O jeito — o pensamento deslizou em solavancos, como numa rua esburacada, sobre um sujeito cinza de dor — seria encarar o que se tinha praquele momento, torcendo para que o espaço, cuja falha de memória não me permitia um diagnóstico preciso, fosse adequado, amplo, arejado e limpo.
A lei de Murphy deu sua parcela de contribuição.
Pequeno, sem ventilação ou entradas de ar, para só uma pessoa por vez (bar lotado), inadequado para o momento. Limpo, se há um consolo. Solução? Nenhuma. Também, diga-se, o tempo se esgotara.
Mas houve outras intempéries.
Essa eterna mania de economia de energia, credo! Sem movimento, no pequeno recinto, a luz se apagava. Precisei erguer as mãos (não, não era a música do Padre Marcelo) várias vezes; me imaginava no estádio comemorando um gol do Borja (Leu Borja? Não, é Borha), pois não bastava um simples erguer das mãos, a coisa tinha que ser violenta.
Que saudades do meu Neve de cada dia, mas sobre isso nem falo, digo apenas que era fino como uma seda, delicado.
Tentei reduzir o tempo útil do momento, parcelando-o em 3, 4 vezes, coisa que sempre faço com minhas contas, de forma a permitir o compartilhamento do espaço. Confesso que até isso pensei, considerando logo depois como algo inexequível.
Triste, amigo, e constrangedor.
Fiquei com enorme pena daquele que me sucedeu.
Coisas da vida.
Desagradabilíssimo.


 


 



Comentários

Zoraya Cesar disse…
HAHAHAHAAH, puxa, desculpe, Sergio, lamento seu dissabor e que seu programa foi privada abaixo. Mas tive de rir. Quem manda escrever tão bem? (mas confesso que meu lado negro teve participação nessa risada). Se serve de consolo, veja, podia ser pior: podia ser o primeiro encontro no motel (na sua casa nao, pois vc estaria em seu habitat, e o Neve estaria a seu dispor) com a mulher q vc desejava há meses. E ela iria viajar no dia seguinte.
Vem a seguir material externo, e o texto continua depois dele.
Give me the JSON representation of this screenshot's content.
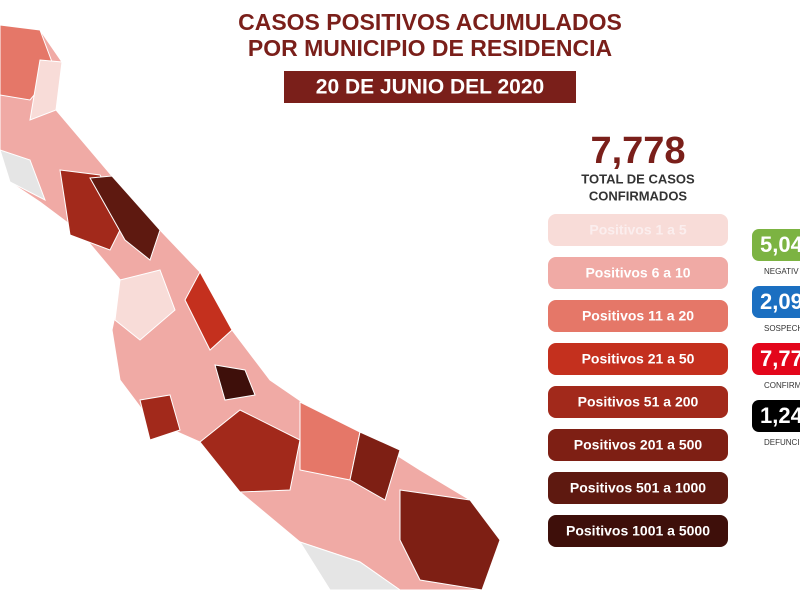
{
  "header": {
    "title_lines": [
      "CASOS POSITIVOS ACUMULADOS",
      "POR MUNICIPIO DE RESIDENCIA"
    ],
    "date": "20 DE JUNIO DEL 2020"
  },
  "summary": {
    "total": "7,778",
    "label_lines": [
      "TOTAL DE CASOS",
      "CONFIRMADOS"
    ]
  },
  "legend": [
    {
      "label": "Positivos 1 a 5",
      "color": "#f8dcd8"
    },
    {
      "label": "Positivos 6 a 10",
      "color": "#f0aaa5"
    },
    {
      "label": "Positivos 11 a 20",
      "color": "#e57768"
    },
    {
      "label": "Positivos 21 a 50",
      "color": "#c4301e"
    },
    {
      "label": "Positivos 51 a 200",
      "color": "#a2291b"
    },
    {
      "label": "Positivos 201 a 500",
      "color": "#7e1f14"
    },
    {
      "label": "Positivos 501 a 1000",
      "color": "#5e1910"
    },
    {
      "label": "Positivos 1001 a 5000",
      "color": "#3e0f0a"
    }
  ],
  "stats": [
    {
      "value": "5,04",
      "label": "NEGATIV",
      "color": "#7cb342"
    },
    {
      "value": "2,09",
      "label": "SOSPECH",
      "color": "#1b6fc1"
    },
    {
      "value": "7,77",
      "label": "CONFIRM",
      "color": "#e3061b"
    },
    {
      "value": "1,24",
      "label": "DEFUNCI",
      "color": "#000000"
    }
  ]
}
Podia nao ter dado tempo de chegar à salvação...
Amei seu lado tragicômico.
sergio geia disse…
Zoraya, não se desculpe, sua risada muito me alegra. Pois até eu, hoje, relendo, dei boas risadas. Hoje.
sergio geia disse…
Ah, Zoraya, só de pensar na sua hipótese já tive um calafrio. Me lembro de algo que vce escreveu a respeito.
Regina Amaral disse…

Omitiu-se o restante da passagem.